Persekusi pelakor dari kacamata feminisme

Media massa dan kanal media sosial gaduh memberitakan isu pelakor. Bagaimana kelompok feminis merespon ini dari kacamata mereka?

Kelompok perempuan yang saling mendukung perempuan lain./ Pixabay

Seorang perempuan berkerudung merah terduduk lesu, kedua tangannya terlipat rapat. Sementara uang kertas pecahan lima puluh ribu dan seratus ribu terus menghujani dirinya. “Kamu butuh apa dari suami saya? Duit? Ini duit, harga dirimu saya beli, Mbak Nila. Janda pelakor, teman saya sendiri jadi pelakor,” umpat Ovi (dalam bahasa Jawa), sembari menghamburkan uang.

Yang dipanggil Nila terus terdiam, di seberangnya, Dendy suami Ovi juga bungkam. Nila dituding menjadi selingkuhan Dendy, dengan motif ekonomi. Demikian cuplikan video berdurasi tiga menit yang terbaca dari akun Instagram @lambe_turah, yang sepekan terakhir viral.

Video pelabrakan dan pengungkapan informasi perselingkuhan bukan kali ini saja terjadi.

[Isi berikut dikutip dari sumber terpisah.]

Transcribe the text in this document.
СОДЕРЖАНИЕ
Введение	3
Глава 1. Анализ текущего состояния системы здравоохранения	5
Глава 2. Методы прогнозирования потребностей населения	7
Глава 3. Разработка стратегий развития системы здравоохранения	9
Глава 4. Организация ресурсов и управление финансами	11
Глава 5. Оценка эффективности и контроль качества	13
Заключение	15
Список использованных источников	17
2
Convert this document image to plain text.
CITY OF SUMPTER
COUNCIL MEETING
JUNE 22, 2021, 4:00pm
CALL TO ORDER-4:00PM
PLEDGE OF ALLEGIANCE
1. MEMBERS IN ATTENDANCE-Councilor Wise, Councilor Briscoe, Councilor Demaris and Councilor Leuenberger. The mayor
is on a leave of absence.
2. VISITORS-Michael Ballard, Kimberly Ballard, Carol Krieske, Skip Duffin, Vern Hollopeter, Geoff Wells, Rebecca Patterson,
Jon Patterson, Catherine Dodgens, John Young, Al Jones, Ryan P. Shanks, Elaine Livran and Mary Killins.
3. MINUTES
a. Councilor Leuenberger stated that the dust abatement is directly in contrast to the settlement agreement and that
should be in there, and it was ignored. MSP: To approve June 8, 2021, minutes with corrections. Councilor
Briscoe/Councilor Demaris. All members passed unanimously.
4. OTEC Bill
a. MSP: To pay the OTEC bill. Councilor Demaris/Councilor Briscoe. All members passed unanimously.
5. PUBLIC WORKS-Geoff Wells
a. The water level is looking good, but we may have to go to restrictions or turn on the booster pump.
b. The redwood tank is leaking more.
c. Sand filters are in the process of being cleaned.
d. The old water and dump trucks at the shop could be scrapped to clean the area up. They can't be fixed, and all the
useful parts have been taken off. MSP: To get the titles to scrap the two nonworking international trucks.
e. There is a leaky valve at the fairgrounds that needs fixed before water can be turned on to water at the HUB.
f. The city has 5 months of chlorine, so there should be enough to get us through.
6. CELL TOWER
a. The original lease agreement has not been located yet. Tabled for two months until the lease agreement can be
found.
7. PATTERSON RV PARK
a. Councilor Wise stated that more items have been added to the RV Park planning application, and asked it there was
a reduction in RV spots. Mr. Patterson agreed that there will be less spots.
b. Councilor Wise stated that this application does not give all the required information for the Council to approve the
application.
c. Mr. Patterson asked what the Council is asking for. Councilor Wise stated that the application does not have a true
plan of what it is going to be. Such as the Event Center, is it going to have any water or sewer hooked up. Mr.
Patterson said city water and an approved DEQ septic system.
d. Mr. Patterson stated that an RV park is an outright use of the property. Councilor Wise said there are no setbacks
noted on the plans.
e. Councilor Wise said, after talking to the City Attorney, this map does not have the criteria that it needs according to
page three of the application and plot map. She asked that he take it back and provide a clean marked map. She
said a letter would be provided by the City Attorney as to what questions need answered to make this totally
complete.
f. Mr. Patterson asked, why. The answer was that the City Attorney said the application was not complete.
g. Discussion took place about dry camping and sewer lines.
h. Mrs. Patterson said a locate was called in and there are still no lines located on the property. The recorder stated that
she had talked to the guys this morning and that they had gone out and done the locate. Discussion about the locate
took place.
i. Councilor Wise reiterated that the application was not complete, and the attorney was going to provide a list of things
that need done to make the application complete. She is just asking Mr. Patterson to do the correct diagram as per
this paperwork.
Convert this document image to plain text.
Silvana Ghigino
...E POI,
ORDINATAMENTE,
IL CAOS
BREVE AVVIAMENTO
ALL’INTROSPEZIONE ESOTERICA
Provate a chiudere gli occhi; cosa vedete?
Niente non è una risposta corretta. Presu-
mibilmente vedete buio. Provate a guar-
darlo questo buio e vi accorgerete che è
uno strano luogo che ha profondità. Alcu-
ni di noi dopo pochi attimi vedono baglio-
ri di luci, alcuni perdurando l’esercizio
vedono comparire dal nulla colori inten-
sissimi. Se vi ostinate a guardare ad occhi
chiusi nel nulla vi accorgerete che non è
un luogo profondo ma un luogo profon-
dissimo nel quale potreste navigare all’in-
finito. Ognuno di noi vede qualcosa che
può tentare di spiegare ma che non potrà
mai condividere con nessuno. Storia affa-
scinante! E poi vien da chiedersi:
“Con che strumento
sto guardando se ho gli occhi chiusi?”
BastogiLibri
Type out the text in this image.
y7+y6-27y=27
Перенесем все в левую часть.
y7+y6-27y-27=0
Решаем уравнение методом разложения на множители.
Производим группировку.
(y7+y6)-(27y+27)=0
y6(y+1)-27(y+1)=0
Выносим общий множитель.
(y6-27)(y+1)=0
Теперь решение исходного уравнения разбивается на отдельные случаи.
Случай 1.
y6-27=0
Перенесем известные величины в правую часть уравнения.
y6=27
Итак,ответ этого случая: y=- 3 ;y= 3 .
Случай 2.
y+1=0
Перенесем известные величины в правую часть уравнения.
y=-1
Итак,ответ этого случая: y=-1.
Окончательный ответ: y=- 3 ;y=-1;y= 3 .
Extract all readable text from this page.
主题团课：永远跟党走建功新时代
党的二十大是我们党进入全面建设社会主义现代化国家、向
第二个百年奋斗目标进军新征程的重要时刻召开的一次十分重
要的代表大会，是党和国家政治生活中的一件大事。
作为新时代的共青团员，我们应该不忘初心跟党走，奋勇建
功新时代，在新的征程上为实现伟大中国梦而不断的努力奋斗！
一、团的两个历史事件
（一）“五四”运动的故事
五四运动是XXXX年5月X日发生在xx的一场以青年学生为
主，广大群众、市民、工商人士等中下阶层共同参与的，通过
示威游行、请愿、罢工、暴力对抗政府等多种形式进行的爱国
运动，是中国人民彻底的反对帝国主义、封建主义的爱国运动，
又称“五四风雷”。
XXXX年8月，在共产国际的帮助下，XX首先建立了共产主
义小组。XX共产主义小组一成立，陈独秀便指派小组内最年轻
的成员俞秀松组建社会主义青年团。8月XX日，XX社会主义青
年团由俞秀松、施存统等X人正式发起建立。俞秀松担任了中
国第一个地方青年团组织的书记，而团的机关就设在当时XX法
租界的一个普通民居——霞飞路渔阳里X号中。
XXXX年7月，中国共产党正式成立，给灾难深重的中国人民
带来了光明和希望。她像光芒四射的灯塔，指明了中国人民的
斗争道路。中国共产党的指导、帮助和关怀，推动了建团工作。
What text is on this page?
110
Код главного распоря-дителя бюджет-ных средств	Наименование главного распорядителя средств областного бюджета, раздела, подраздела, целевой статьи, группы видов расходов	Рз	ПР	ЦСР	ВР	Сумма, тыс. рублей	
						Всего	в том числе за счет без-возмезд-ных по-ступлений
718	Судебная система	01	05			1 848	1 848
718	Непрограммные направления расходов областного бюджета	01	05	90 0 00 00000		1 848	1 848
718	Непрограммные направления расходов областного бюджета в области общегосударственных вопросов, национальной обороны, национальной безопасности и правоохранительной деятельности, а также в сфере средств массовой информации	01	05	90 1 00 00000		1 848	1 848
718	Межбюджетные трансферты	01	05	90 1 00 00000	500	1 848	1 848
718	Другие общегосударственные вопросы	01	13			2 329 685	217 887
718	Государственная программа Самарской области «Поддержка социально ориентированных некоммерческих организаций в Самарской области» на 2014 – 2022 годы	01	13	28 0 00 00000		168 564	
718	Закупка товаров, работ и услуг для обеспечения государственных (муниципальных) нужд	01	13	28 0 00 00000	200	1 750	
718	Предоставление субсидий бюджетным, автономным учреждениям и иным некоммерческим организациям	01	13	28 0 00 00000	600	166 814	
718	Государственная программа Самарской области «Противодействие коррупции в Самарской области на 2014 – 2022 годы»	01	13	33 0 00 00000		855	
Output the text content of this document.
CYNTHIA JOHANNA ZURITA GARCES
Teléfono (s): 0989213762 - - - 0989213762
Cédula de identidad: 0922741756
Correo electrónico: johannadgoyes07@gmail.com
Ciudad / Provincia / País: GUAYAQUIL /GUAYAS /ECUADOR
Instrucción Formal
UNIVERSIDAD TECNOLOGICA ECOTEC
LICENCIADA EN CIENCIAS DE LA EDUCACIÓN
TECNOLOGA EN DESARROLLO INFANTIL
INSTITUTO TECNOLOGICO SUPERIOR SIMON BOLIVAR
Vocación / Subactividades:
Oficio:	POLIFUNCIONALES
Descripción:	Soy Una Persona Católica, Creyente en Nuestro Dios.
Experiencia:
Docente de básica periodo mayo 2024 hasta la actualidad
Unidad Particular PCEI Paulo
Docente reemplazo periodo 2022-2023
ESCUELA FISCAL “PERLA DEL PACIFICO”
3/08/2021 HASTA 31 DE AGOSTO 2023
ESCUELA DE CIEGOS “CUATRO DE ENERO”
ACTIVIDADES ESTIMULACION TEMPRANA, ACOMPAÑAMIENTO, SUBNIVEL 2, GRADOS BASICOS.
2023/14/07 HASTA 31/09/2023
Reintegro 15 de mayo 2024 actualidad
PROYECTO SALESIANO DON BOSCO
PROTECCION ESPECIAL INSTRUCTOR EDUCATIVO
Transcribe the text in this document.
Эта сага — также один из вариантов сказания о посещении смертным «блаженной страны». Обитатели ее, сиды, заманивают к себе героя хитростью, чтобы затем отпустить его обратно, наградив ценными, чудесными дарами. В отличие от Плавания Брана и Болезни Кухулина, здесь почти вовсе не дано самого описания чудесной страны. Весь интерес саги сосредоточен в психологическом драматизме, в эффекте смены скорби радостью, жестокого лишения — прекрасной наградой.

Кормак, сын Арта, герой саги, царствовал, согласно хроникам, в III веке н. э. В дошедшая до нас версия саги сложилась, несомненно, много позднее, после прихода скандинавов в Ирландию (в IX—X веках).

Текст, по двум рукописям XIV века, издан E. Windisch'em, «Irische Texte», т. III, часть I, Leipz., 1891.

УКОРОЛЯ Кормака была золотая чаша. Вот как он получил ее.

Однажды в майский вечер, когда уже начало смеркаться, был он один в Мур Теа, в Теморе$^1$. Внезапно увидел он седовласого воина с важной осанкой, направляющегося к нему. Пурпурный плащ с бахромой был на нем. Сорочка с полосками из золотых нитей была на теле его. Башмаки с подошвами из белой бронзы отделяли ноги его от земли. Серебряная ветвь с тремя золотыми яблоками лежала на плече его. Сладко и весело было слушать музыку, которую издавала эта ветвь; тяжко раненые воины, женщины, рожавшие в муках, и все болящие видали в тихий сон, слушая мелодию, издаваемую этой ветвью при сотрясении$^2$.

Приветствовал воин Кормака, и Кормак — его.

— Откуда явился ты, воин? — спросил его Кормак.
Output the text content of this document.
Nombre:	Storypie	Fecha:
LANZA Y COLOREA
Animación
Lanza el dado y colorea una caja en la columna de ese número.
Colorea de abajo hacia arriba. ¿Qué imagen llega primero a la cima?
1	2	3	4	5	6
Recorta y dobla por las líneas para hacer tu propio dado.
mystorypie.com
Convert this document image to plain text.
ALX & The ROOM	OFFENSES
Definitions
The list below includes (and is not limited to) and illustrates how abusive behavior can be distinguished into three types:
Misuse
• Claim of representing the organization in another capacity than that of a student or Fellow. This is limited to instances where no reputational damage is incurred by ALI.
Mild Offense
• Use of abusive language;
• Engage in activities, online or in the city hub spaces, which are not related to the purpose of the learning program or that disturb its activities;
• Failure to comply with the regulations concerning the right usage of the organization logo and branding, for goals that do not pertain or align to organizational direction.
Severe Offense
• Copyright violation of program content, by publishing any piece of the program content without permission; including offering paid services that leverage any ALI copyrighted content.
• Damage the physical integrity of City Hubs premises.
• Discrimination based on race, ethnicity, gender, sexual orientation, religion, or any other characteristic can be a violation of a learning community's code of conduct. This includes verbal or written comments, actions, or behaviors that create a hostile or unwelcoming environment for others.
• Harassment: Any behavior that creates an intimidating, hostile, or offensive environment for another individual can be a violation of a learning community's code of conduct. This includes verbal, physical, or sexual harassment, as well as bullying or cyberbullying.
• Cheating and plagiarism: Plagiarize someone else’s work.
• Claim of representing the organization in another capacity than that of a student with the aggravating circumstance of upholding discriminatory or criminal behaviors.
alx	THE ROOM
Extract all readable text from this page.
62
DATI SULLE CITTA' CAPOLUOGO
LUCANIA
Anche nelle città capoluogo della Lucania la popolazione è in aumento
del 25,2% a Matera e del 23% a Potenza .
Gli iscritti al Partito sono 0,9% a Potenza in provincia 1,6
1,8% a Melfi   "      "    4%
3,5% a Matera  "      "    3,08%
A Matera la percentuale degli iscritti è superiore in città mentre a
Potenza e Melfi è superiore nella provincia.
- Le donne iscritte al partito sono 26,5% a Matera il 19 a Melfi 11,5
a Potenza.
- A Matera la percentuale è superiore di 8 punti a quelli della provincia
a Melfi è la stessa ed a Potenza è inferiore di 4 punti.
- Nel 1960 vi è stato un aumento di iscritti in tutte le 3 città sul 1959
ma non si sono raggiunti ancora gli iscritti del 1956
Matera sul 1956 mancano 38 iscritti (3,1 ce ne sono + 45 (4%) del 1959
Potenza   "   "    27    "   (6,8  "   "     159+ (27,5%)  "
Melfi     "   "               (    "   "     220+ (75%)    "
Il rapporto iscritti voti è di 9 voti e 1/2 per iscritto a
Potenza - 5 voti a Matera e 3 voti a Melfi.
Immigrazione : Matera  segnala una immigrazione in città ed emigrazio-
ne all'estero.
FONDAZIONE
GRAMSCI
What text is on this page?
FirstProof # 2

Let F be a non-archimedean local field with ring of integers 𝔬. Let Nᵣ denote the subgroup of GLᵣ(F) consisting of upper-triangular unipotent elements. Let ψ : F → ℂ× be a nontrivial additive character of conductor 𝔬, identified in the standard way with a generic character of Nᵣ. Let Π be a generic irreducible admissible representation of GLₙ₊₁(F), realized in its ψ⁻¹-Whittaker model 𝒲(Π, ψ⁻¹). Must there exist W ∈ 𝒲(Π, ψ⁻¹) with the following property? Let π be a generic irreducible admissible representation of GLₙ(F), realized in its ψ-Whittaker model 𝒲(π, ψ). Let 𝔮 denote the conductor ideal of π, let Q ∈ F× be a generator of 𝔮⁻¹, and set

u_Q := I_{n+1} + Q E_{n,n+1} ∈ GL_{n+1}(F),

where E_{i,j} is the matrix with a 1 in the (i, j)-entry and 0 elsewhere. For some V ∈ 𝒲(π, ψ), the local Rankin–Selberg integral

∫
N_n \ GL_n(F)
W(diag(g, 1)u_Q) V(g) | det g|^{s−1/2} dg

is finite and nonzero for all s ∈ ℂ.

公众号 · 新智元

Sebelumnya, media sosial dan sejumlah media massa riuh memberitakan video pelabrakan artis Jennifer Dunn. Pelaku pelabrakan, Shafa Harris geram akibat kasus perselingkuhan yang menyeret Dunn dan ayah kandung Shafa.

Sebelas dua belas dengan dua kasus tersebut, pemain sinetron Nadya Almira juga pernah membeberkan kasus perselingkuhan suaminya di platform serupa. Demikian halnya dengan Lioni, dokter kandungan dari Sumatera Barat yang pernah membongkar perselingkuhan suaminya, yang kemudian diangkat jadi objek berita di sejumlah media daring seperti Detik dan Tribun.

Apakah drama perselingkuhan selesai sampai di pembeberan informasi? Tidak, sebab belakangan ada tren di mana warganet menganggap berita perselingkuhan sebagai kue yang lezat. Alhasil kue itu dibagi-bagikan ke semua kanal.